I lost it when I read this part....spewed my beer all over the monitor. :laugh:


You really need to put up a warning when you post stuff like this, ya know!




Gotta name him witha foody kind of name;
....Stew...Newburgh....Chowder....Bisque....Thermidor 
:biggrin:


----------



## Nancy McClelland (Feb 16, 2012)

Don't drink and scribe!


----------



## JimD (Feb 16, 2012)

*Nancy McClelland wrote: *


> Don't drink and scribe!



:foreheadsmack:Ooooo duh!!.... I've been warrened (sp!! pun intended!!)!!!


Eat, drink, and be wary!


----------



## funnybunnymummy (Feb 16, 2012)

You guys are so punny!!! 

Rue


----------



## Watermelons (Feb 16, 2012)

Katie... Where are the pictures?!?


----------



## I_heart_Fraggles (Feb 17, 2012)

I know I need to get pictures. But I have not been in the bedroom at all due to my back. I can make it to the bathroom and that's about it. I will get some pictures when I am feeling better.


----------



## Watermelons (Feb 17, 2012)

Not been in the bedroom.... Hold on... You're keeping a lobster in your bedroom?!


----------



## MarisaAndToby (Feb 17, 2012)

Jim, you should know not to drink while reading any of Katie's posts!


----------



## BertNErnie (Feb 17, 2012)

Haha that's so funny I would love to have been a fly on the wall! Ryan cooks for me he's actually pretty good and the food is actually edible :biggrin:


----------



## LakeCondo (Feb 17, 2012)

*Watermelons wrote: *


> Not been in the bedroom.... Hold on... You're keeping a lobster in your bedroom?!

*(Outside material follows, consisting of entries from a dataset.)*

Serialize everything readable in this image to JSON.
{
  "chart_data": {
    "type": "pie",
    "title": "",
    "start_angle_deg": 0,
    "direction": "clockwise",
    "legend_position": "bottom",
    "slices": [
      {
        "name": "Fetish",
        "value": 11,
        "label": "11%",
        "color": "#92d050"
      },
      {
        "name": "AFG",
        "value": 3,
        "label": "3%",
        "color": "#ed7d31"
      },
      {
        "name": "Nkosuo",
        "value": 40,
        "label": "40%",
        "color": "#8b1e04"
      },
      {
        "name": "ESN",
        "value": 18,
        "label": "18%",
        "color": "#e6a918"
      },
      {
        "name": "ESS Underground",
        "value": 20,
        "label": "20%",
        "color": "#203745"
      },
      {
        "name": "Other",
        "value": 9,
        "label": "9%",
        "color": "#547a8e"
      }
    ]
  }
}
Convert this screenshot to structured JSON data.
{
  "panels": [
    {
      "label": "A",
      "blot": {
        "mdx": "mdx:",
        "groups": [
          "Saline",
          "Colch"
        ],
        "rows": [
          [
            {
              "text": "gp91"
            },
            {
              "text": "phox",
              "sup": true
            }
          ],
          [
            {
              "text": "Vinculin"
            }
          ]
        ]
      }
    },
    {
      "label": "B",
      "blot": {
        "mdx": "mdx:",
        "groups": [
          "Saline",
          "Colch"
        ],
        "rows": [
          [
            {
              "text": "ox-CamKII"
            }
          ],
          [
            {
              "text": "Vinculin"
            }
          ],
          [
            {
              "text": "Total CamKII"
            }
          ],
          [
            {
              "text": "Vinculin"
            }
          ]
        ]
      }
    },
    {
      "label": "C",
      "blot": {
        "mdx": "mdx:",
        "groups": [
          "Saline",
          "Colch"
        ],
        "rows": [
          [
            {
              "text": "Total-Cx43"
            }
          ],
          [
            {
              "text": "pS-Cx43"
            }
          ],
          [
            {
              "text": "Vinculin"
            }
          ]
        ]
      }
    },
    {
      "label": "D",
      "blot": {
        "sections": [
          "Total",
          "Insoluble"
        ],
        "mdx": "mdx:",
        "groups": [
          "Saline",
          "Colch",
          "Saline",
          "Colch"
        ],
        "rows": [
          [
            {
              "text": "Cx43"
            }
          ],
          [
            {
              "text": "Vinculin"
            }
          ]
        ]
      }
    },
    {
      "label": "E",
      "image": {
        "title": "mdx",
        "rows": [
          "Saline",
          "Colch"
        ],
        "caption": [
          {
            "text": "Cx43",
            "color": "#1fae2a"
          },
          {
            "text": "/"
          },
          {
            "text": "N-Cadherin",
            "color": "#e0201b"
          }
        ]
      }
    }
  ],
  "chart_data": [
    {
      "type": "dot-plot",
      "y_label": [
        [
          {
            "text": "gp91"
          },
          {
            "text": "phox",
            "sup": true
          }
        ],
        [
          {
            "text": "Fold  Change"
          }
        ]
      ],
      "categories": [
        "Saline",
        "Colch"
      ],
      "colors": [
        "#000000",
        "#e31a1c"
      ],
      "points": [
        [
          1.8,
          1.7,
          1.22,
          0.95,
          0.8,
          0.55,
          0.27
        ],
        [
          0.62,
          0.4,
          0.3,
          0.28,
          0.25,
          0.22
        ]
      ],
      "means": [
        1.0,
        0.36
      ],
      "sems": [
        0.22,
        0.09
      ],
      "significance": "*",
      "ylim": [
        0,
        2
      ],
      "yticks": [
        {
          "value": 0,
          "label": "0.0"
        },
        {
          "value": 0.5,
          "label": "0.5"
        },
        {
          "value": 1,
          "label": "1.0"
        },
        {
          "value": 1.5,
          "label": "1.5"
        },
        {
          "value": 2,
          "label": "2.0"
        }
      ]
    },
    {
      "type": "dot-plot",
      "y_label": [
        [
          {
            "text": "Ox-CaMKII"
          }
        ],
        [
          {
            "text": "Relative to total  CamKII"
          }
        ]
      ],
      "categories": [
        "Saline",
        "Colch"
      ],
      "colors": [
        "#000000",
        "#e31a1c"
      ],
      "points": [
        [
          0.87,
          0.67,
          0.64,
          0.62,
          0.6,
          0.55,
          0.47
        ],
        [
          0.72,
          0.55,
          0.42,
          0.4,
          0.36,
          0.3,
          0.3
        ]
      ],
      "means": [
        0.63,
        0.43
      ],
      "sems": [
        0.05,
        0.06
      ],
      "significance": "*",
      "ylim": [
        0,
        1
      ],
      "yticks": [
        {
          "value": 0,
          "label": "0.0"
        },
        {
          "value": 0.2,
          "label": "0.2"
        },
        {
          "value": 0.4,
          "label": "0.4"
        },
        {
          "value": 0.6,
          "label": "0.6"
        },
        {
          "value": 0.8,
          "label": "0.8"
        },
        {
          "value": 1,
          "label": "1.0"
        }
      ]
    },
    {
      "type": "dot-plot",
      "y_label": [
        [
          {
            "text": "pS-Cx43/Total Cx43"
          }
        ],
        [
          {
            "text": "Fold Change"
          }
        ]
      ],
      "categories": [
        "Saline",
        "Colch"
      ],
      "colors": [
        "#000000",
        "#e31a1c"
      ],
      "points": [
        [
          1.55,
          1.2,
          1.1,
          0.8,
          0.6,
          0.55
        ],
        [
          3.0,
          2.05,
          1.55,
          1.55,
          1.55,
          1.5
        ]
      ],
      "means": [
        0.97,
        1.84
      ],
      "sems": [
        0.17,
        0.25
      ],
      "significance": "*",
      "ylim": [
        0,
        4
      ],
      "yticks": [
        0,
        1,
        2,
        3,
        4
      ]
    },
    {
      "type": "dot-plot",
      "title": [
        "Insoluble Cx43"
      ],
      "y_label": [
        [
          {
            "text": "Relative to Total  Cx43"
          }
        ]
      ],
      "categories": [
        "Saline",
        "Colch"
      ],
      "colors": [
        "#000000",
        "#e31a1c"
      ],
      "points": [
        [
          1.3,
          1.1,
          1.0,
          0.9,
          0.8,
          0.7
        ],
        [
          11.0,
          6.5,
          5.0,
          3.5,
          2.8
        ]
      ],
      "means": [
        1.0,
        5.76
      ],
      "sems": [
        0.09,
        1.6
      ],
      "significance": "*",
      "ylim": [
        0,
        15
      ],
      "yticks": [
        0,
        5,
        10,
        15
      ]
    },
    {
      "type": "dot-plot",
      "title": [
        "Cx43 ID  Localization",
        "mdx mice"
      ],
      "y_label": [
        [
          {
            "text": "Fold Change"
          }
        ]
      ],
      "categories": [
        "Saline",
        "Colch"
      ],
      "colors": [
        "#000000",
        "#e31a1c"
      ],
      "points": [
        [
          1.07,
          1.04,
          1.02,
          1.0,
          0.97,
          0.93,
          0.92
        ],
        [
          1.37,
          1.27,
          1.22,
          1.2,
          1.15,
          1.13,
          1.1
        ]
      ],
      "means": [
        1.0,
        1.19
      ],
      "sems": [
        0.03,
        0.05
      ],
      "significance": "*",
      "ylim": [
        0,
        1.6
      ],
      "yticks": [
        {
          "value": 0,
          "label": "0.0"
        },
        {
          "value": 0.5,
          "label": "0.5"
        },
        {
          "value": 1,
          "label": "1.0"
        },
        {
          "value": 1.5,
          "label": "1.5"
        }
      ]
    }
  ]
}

Maybe they've run out of other places to keep their menagerie.


----------



## JimD (Feb 17, 2012)




----------



## MagPie (Feb 19, 2012)

Hahaha Ok Jason screaming like a girl over a lobster is the best part. .... Sorry Jason.

OOooh I don't think I could ever cook lobster. What with my bleeding heart, I'd end up with a pet lobster living in the bath tub.
I also want to see pictures 


*LakeCondo wrote: *


> *Watermelons wrote: *
> 
> 
> > Not been in the bedroom.... Hold on... You're keeping a lobster in your bedroom?!
> ...


XD haha I'm having a bit of that problem too. I have a gecko tank on my computer desk table, until I get another stand or find one of my geckos a new home.


----------